My daughter, like most “threenagers” I assume, is very emotional. She goes from high to low, hot to cold, smiling to crying, in seconds flat. She can be sitting quietly drawing a picture or building a tower with her blocks and then all of a sudden crayons are flying, the tower has fallen, and she’s thrown herself face first into the couch with a harrumph. I like to remind her in these situations that while the activity may have started out super fun, if she’s not loving every minute of it anymore, maybe it’s time to take a break and find something else to do.
And how many of us grown-ups are guilty of that too? We start projects, groups, teams, jobs, etc with verve and excitement only to find out later that we don’t actually love it as much as we thought. I do this All. The. Time. And while it’s easy to tell our kids to try something new, it’s often difficult to admit that to ourselves. So, try giving yourself the same grace you give your children, and take a break if it’s not fulfilling you anymore.
2. “Don’t be rude.”
We as parents are tasked with raising good humans. Above all else, what I want for my kids is for them to have good hearts, to care about others, and to treat people with dignity and respect. Kids are so pure that steering them in the right direction is a total no-brainer too. When I remind my daughter that making yuck faces during dinner, even when she’s served something as heinous as Brussels sprouts (God forbid!), is disrespectful to the person who made it, she understands that.

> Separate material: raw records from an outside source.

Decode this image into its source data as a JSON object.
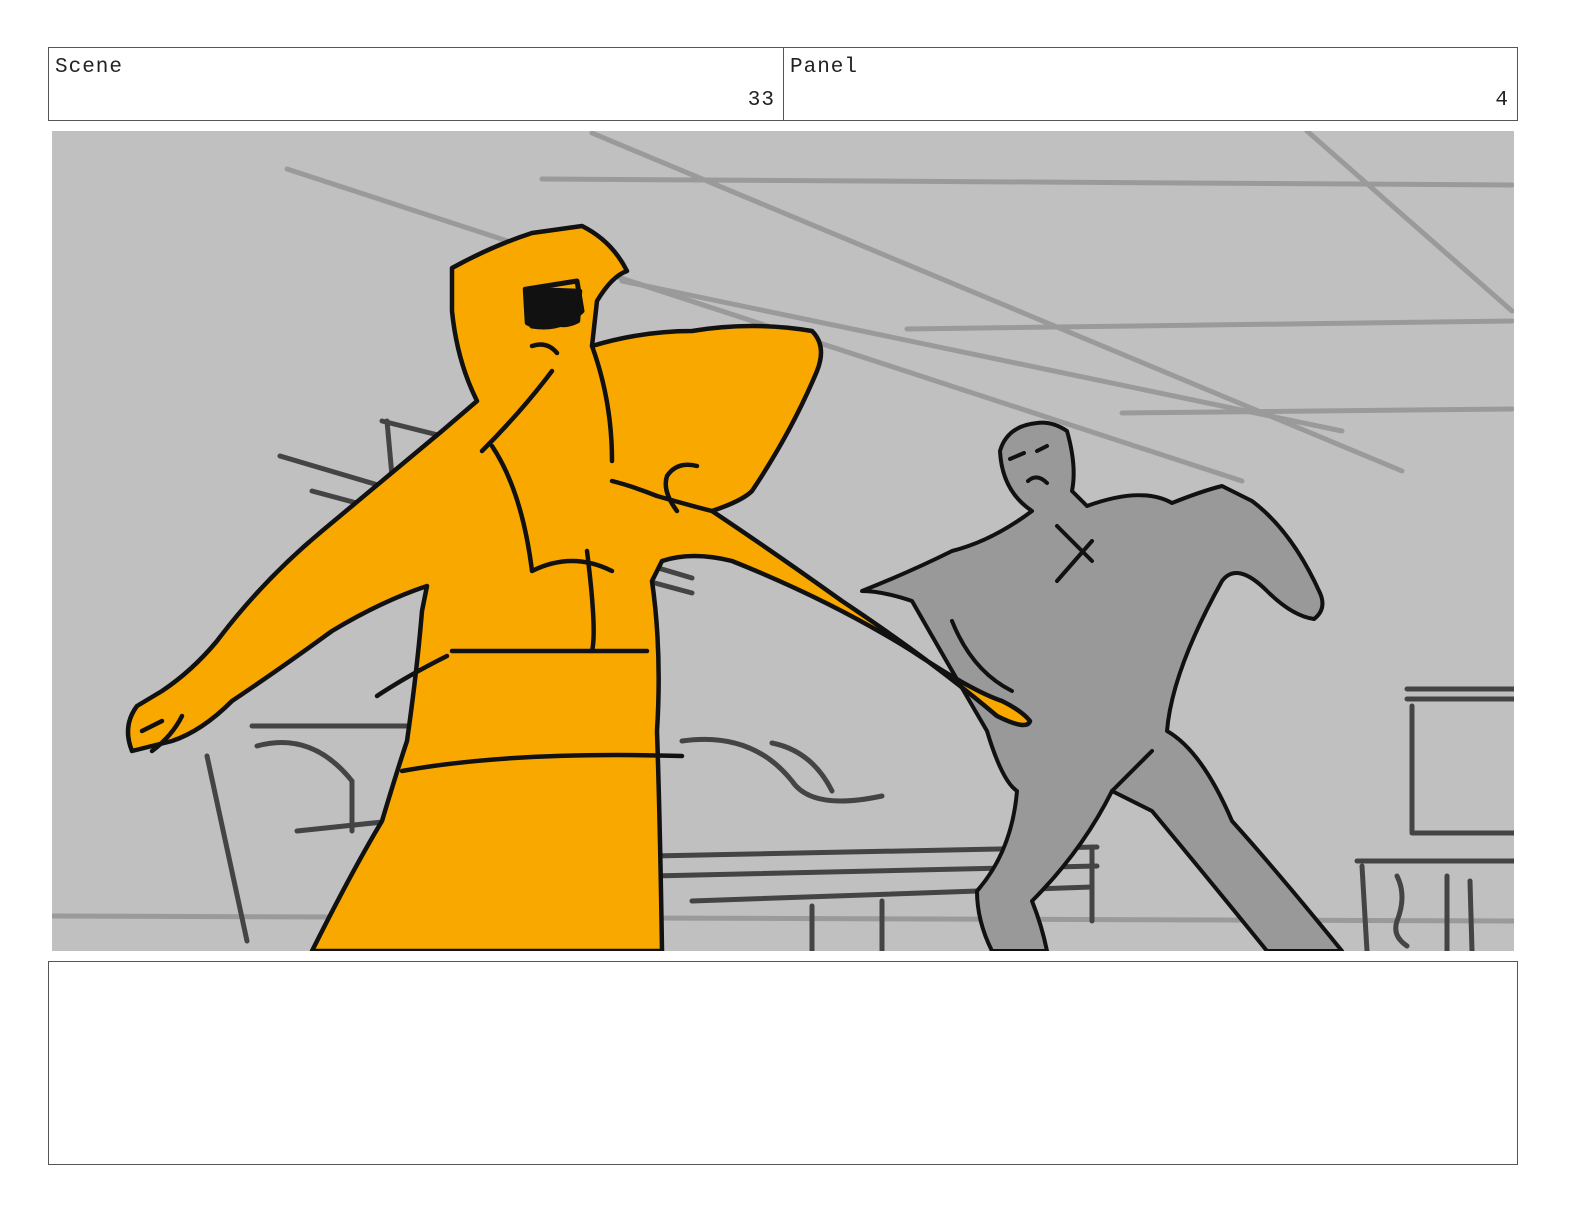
{
  "header": {
    "scene_label": "Scene",
    "scene_number": "33",
    "panel_label": "Panel",
    "panel_number": "4"
  },
  "colors": {
    "background": "#c0c0c0",
    "foreground_figure": "#f9a800",
    "background_figure": "#999999",
    "lines": "#111111"
  },
  "notes": {
    "text": ""
  }
}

Unfortunately, I feel like the basic tenets of being a good person have been lost in this Internet age. So many people hide behind their computer screens to judge, demean, and purposefully hurt others. But why? The Golden Rule y’all: learn it, live it, love it.
3. “That’s enough TV, go outside and play.”
I’m certainly guilty of this one. It is so easy to just “Netflix and chill” or binge-watch every episode of “This is Us” and forget about life outside your front door. But guess what you guys: there’s a whole world out there with trees and flowers and exercise and other humans to talk to. If we want our kids to put down the iPads and video games, we have to lead by example. So, (as I look at myself in the mirror) stop staring at your phone – I promise Facebook will still be there for you while you’re sitting on the pooper.
4. “You look sad. Do you want to talk about it?”
Why are we so afraid of real emotions? How has “fine” become the acceptable response to, “how are you?” When my daughter is visibly sad, I make a point of getting down to her level, focusing on her, and asking what’s up. Now, if I already know that the reason why she’s upset is because I made her sit at the breakfast table and eat all of her eggs, like a monster, I’ll likely ignore the pout. But if something happened and I can do anything about it, I’d like to have the opportunity to help. I might not be able to fix the problem, but saying the words out loud may help alleviate some of her pain.
I know for me, I get so wrapped up in whatever anxiety-causing thing is currently eroding my confidence that I can lose touch with reality a bit. Having someone check in – and genuinely care about what I have to say – is refreshing and uplifting and we should definitely do it for each other more often.
5. “I love you.”
Three simple words that speak volumes. When I tell my daughter that I love her, her whole demeanor changes. She’ll sit up higher in her chair as a huge, eye-smiling-grin covers her face. Then, she beams with the sort of unabashed pride that only a three-year-old can pull off. While us grown-ups might not show it the same way, feeling that kind of love is empowering.
So, if you love someone – tell them!!